Mrs. Clinton’s C-17 cargo plane carried two crates of gifts and mail from Fort Polk, La., for the troops in Bosnia. The president, who visited the fort last week, was asked to send the material to Bosnia with his wife.

The U.S. military community in Baumholder contributed a large-screen television, video recorder, loads of mail and art equipment to the troops for Mrs. Clinton to deliver along with a cache of gifts from American companies.

The troops were getting 2,200 long-distance calling cards, 300 movies and 500 pencils from the companies, which also contributed toys for Bosnian children. The White House chipped in six cases of M&Ms, each box bearing the presidential seal.

In Tuzla, Mrs. Clinton and Chelsea met Bosnian pen pals of American seventh-graders living in Baumholder. On Sunday, they heard the students read essays about how they are grappling with the absence of their parents.

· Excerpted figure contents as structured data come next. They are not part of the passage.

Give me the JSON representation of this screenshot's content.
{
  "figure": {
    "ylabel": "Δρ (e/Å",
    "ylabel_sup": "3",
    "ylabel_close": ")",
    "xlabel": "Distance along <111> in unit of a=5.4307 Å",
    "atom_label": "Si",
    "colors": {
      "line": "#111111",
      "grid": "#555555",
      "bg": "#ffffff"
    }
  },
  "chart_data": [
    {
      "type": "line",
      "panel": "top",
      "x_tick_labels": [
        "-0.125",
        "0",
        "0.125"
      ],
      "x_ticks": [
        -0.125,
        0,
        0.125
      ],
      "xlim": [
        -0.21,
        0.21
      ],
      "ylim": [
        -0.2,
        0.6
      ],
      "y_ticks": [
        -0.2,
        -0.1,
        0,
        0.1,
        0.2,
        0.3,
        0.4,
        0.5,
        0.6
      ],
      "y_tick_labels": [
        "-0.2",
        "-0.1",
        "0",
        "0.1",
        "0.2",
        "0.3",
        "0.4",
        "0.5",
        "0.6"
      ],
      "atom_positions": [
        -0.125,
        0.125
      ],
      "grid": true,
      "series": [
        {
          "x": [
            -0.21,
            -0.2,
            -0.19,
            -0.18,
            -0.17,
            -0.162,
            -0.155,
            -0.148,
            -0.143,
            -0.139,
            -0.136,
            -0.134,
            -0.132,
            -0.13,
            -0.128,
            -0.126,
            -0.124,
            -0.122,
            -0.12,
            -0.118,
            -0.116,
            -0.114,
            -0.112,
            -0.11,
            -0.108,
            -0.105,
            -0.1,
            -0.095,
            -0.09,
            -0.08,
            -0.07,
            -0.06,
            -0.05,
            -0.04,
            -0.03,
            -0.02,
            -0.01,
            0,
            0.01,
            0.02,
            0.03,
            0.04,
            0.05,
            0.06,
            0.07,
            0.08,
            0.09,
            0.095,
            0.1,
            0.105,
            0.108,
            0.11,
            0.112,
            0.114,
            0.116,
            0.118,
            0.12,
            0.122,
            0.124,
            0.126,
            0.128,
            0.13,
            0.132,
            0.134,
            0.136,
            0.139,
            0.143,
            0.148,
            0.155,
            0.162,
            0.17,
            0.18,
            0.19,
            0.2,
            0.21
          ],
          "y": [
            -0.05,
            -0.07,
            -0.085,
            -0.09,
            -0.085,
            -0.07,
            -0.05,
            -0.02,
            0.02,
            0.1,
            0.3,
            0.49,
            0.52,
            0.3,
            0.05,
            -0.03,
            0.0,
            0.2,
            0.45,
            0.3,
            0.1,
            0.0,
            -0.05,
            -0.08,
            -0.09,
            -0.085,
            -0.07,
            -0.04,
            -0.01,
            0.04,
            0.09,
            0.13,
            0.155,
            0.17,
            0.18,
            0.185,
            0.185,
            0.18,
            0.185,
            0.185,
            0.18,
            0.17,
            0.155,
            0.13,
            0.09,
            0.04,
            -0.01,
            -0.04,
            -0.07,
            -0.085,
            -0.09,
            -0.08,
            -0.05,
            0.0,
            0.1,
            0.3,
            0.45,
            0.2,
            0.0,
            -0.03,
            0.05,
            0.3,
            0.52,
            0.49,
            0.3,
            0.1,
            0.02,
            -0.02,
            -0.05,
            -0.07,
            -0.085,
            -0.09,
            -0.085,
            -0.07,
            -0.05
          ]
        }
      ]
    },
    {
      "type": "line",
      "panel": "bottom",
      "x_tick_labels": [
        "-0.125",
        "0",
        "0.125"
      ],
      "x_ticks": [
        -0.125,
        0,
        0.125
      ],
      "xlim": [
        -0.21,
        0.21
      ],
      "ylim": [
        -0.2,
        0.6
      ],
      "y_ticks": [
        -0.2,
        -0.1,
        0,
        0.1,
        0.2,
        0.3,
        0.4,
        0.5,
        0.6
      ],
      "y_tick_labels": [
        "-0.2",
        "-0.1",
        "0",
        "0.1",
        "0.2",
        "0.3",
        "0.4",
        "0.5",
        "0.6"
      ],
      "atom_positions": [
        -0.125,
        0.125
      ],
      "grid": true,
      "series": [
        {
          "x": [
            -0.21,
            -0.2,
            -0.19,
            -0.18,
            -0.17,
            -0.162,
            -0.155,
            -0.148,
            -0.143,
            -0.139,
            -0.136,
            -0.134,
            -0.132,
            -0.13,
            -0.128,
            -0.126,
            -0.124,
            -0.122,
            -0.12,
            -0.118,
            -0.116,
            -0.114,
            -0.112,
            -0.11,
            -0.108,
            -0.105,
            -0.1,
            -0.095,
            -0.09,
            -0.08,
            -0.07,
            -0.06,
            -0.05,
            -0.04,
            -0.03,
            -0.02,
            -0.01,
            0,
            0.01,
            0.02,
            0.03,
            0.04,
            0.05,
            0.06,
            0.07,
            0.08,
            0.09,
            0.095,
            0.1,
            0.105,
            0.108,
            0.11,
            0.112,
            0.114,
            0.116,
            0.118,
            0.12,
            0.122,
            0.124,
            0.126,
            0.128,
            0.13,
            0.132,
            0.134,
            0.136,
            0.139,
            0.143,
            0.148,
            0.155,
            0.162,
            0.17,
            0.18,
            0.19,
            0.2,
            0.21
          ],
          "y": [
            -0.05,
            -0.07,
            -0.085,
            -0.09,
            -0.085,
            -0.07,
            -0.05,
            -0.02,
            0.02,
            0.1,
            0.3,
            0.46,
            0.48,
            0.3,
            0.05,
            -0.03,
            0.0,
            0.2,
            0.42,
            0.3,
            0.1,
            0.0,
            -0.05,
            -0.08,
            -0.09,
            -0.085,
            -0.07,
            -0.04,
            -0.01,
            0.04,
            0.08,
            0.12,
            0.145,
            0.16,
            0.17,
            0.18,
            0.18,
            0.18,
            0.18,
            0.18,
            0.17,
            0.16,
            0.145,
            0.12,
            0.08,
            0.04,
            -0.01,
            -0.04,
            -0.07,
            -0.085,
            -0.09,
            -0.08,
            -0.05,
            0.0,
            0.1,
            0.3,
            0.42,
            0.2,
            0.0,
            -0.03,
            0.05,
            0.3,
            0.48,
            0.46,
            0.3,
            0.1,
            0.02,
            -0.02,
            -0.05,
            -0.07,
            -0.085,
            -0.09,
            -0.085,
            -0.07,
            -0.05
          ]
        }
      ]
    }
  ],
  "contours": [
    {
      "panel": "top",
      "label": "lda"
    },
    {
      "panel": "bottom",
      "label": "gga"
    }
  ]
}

``The most fear I ever felt,″ wrote one unidentified student, ``was the day my Dad announced he was part of Operation Joint Endeavor″ in Bosnia.

``This means a lot, this visit,″ Army wife Dawn Gaylord, five months pregnant and alone, said of Mrs. Clinton’s stop in Germany. ``She’s a mother. She’s a wife. She knows what it’s like to be separated from her husband.″

Mrs. Clinton and Chelsea plan further stops in Italy, Turkey and Greece before wrapping up their eight-day trip.